The use of chips in pets -- now a legal requirement for anyone wanting to ship a cat or dog abroad -- seems fairly harmless but suggestions that it be extended to their owners is greeted with less enthusiasm.

But such implants are no longer the preserve of fiction. One US-based company, Applied Digital Solutions, has already developed a microchip -- dubbed Digital Angel -- which was originally marketed as a tracking device for humans. The makers dwelt on benevolent uses of the chip -- such as allowing doctors to monitor heart conditions. But despite its short lifespan (it was only launched in October) the company has decided to abandon its embedded chip idea in favour of wearable devices.

"We are not pursuing any applications for embedded chips and we have moved away from that for a couple of reasons," says a spokesman for Applied Digital Solutions. While he insists that the main reason is an economic one -- a small end market and the amount of time such a technology would take to get FDA (Food and Drug Administration) approval are the reasons he states -- he also cites privacy worries and ethical issues. "We don't want the adverse publicity. There are a number of privacy concerns and religious implications -- fundamentalist Christian groups regard it [implanting computer chips] as the Devil's work," he says.

It would seem that even those companies that had hoped to turn the notion of embedding chips into humans into a viable business opportunity are having second thoughts. Perhaps they are put off by the myriad civil liberty groups willing to fight tooth and nail to prevent such technologies being adopted.

The biggest concern appears to be that once humans are fitted with computerised implants, all other Big Brother fears will look like a walk in the park.

The theory goes that once such devices are put inside of us, it will be a quick and easy step for governments to centrally coordinate and monitor our movements. It would certainly make all the current RIP-based plans for Internet snooping appear costly and technically complicated way in comparison.

Some privacy advocates claim governments already have the technology to spy using human implants and worry that in a society obsessed with surveillance such devices could be the last straw. Head of Privacy International Simon Davies believes implanted chips that could be employed as tracking devices could be as little as five years away.

"The pattern for these things is they start as medical uses, then becomes used in the military or in prisons. Then become voluntary, then compulsory," he says. For the time being though, Davies is more concerned by the likelihood that devices like mobile phones and PDAs could be used to monitor our activities. In the future, he argues, nanotechnology, where atom-sized robots are used, could pose a very real threat to privacy.

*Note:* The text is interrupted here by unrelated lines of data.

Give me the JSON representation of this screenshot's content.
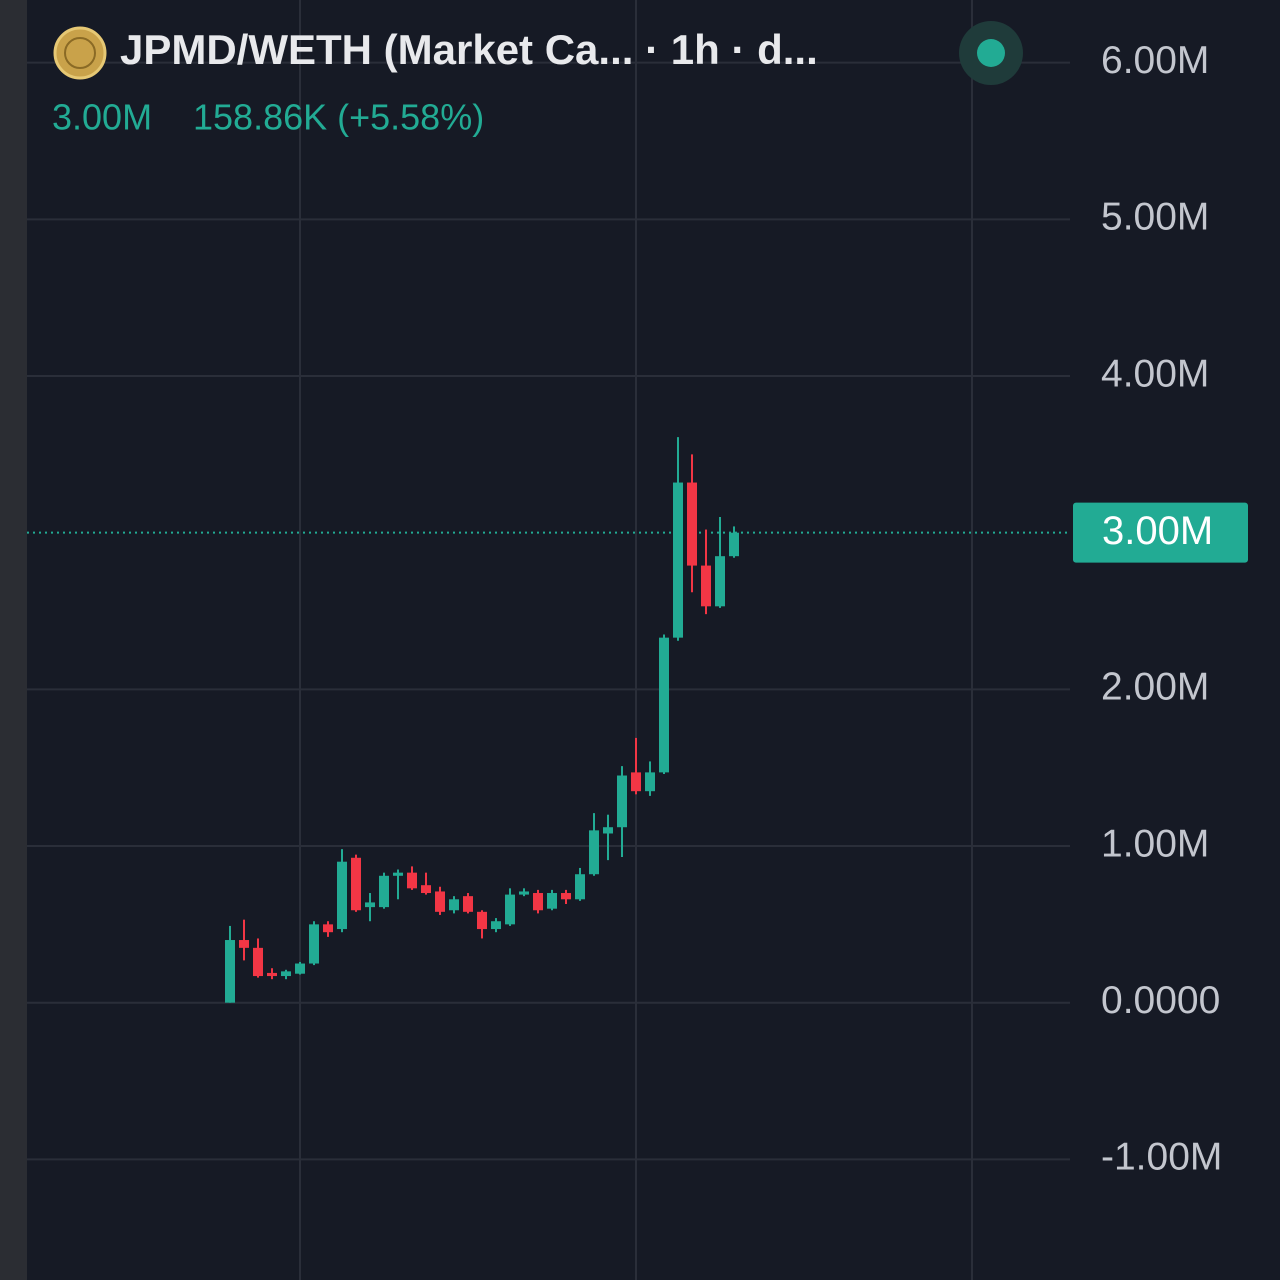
{
  "chart_data": {
    "type": "candlestick",
    "title": "JPMD/WETH (Market Ca... · 1h · d...",
    "last_price": "3.00M",
    "change": "158.86K (+5.58%)",
    "up_color": "#22ab94",
    "down_color": "#f23645",
    "x": [
      0,
      1,
      2,
      3,
      4,
      5,
      6,
      7,
      8,
      9,
      10,
      11,
      12,
      13,
      14,
      15,
      16,
      17,
      18,
      19,
      20,
      21,
      22,
      23,
      24,
      25,
      26,
      27,
      28,
      29,
      30,
      31,
      32,
      33,
      34,
      35,
      36
    ],
    "open": [
      0,
      400000,
      350000,
      190000,
      170000,
      185000,
      250000,
      500000,
      470000,
      925000,
      610000,
      610000,
      810000,
      830000,
      750000,
      710000,
      590000,
      680000,
      580000,
      470000,
      500000,
      690000,
      700000,
      600000,
      700000,
      660000,
      820000,
      1080000,
      1120000,
      1470000,
      1350000,
      1470000,
      2330000,
      3320000,
      2790000,
      2530000,
      2850000
    ],
    "high": [
      490000,
      530000,
      410000,
      220000,
      210000,
      260000,
      520000,
      520000,
      980000,
      945000,
      700000,
      830000,
      850000,
      870000,
      830000,
      740000,
      680000,
      700000,
      590000,
      540000,
      730000,
      730000,
      720000,
      720000,
      720000,
      860000,
      1210000,
      1200000,
      1510000,
      1690000,
      1540000,
      2350000,
      3610000,
      3500000,
      3020000,
      3100000,
      3040000
    ],
    "low": [
      0,
      270000,
      160000,
      150000,
      150000,
      180000,
      240000,
      420000,
      450000,
      580000,
      520000,
      600000,
      660000,
      720000,
      690000,
      560000,
      570000,
      570000,
      410000,
      450000,
      490000,
      680000,
      570000,
      590000,
      630000,
      650000,
      810000,
      910000,
      930000,
      1330000,
      1320000,
      1460000,
      2310000,
      2620000,
      2480000,
      2520000,
      2840000
    ],
    "close": [
      400000,
      350000,
      170000,
      170000,
      200000,
      250000,
      500000,
      450000,
      900000,
      590000,
      640000,
      810000,
      830000,
      730000,
      700000,
      580000,
      660000,
      580000,
      470000,
      520000,
      690000,
      710000,
      590000,
      700000,
      660000,
      820000,
      1100000,
      1120000,
      1450000,
      1350000,
      1470000,
      2330000,
      3320000,
      2790000,
      2530000,
      2850000,
      3000000
    ],
    "xlim": [
      -14.5,
      60
    ],
    "xticks": [
      5,
      29,
      53
    ],
    "ylim": [
      -1770000,
      6400000
    ],
    "yticks": [
      {
        "value": 6000000,
        "label": "6.00M"
      },
      {
        "value": 5000000,
        "label": "5.00M"
      },
      {
        "value": 4000000,
        "label": "4.00M"
      },
      {
        "value": 2000000,
        "label": "2.00M"
      },
      {
        "value": 1000000,
        "label": "1.00M"
      },
      {
        "value": 0,
        "label": "0.0000"
      },
      {
        "value": -1000000,
        "label": "-1.00M"
      }
    ],
    "price_line": {
      "value": 3000000,
      "label": "3.00M"
    },
    "grid": true
  }
}
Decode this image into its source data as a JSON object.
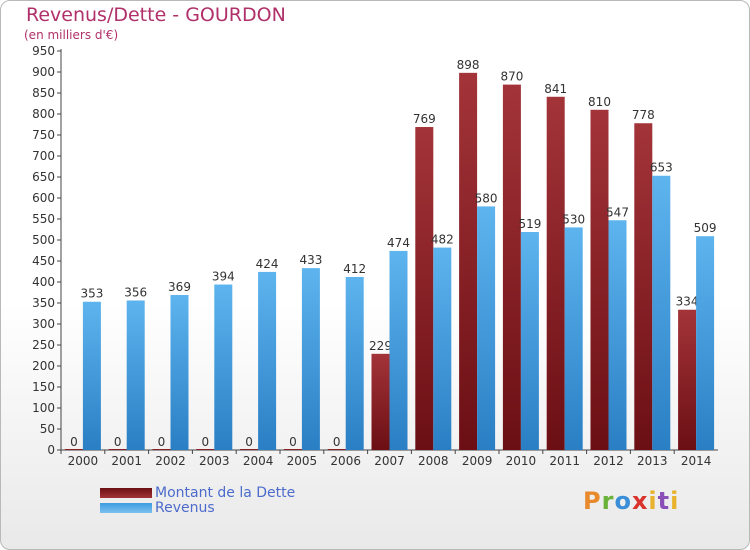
{
  "title": "Revenus/Dette - GOURDON",
  "subtitle": "(en milliers d'€)",
  "logo": {
    "text": "Proxiti"
  },
  "colors": {
    "dette": "#6b0f14",
    "revenus": "#3d9ce0",
    "title": "#b0306a",
    "legend_text": "#4c6bcc"
  },
  "chart_data": {
    "type": "bar",
    "title": "Revenus/Dette - GOURDON",
    "ylabel": "(en milliers d'€)",
    "ylim": [
      0,
      950
    ],
    "yticks": [
      0,
      50,
      100,
      150,
      200,
      250,
      300,
      350,
      400,
      450,
      500,
      550,
      600,
      650,
      700,
      750,
      800,
      850,
      900,
      950
    ],
    "categories": [
      "2000",
      "2001",
      "2002",
      "2003",
      "2004",
      "2005",
      "2006",
      "2007",
      "2008",
      "2009",
      "2010",
      "2011",
      "2012",
      "2013",
      "2014"
    ],
    "series": [
      {
        "name": "Montant de la Dette",
        "values": [
          0,
          0,
          0,
          0,
          0,
          0,
          0,
          229,
          769,
          898,
          870,
          841,
          810,
          778,
          334
        ]
      },
      {
        "name": "Revenus",
        "values": [
          353,
          356,
          369,
          394,
          424,
          433,
          412,
          474,
          482,
          580,
          519,
          530,
          547,
          653,
          509
        ]
      }
    ],
    "legend": "bottom-left",
    "grid": false
  }
}
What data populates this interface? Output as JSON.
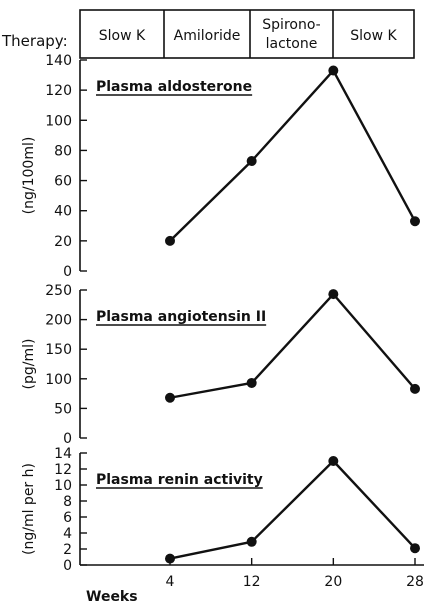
{
  "therapy": {
    "label": "Therapy:",
    "periods": [
      {
        "lines": [
          "Slow K"
        ]
      },
      {
        "lines": [
          "Amiloride"
        ]
      },
      {
        "lines": [
          "Spirono-",
          "lactone"
        ]
      },
      {
        "lines": [
          "Slow K"
        ]
      }
    ]
  },
  "chart_data": [
    {
      "type": "line",
      "title": "Plasma aldosterone",
      "ylabel": "(ng/100ml)",
      "xlabel": "Weeks",
      "ylim": [
        0,
        140
      ],
      "yticks": [
        "0",
        "20",
        "40",
        "60",
        "80",
        "100",
        "120",
        "140"
      ],
      "x": [
        4,
        12,
        20,
        28
      ],
      "values": [
        20,
        73,
        133,
        33
      ]
    },
    {
      "type": "line",
      "title": "Plasma angiotensin II",
      "ylabel": "(pg/ml)",
      "xlabel": "Weeks",
      "ylim": [
        0,
        250
      ],
      "yticks": [
        "0",
        "50",
        "100",
        "150",
        "200",
        "250"
      ],
      "x": [
        4,
        12,
        20,
        28
      ],
      "values": [
        68,
        93,
        243,
        83
      ]
    },
    {
      "type": "line",
      "title": "Plasma renin activity",
      "ylabel": "(ng/ml per h)",
      "xlabel": "Weeks",
      "ylim": [
        0,
        14
      ],
      "yticks": [
        "0",
        "2",
        "4",
        "6",
        "8",
        "10",
        "12",
        "14"
      ],
      "x": [
        4,
        12,
        20,
        28
      ],
      "values": [
        0.8,
        2.9,
        13,
        2.1
      ]
    }
  ],
  "x_axis": {
    "label": "Weeks",
    "ticks": [
      "4",
      "12",
      "20",
      "28"
    ]
  }
}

"Then technology will be as universal as the smallpox injection, which raises very grave privacy issues," he says.

Even scientists, usually relatively blase about such issues are concerned about the possibility of a "chip network". Professor Brad Myers of the Computer Science department at Carnegie Mellon University in the US raises no objections to the idea of chip implants, but concedes he is worried about government use of such technology should it become the norm.

"If the chips are wirelessly connected to networks, that opens up a whole new set of issues," he says.

BT -- which has followed developments in the use of chip implants closely -- believes communications using smart chips will have "profound implications on how people communicate with networks".

The company's chief futurologist, Ian Pearson, is not convinced however that implants will necessarily be the favoured method of use.

"There is nothing you can do with embedded chips that you can't do with wearable ones, and I can't imagine there will be queues of people lining up to get chips embedded," he says. He predicts the idea of wearable identity chips could be implemented within five years. Pearson too is concerned about privacy using implanted chips: "They give an extra capacity for surveillance. We are already living with complete invasion of privacy and I would hate to live in a society that was policed to the extent embedded chips would allow," he says.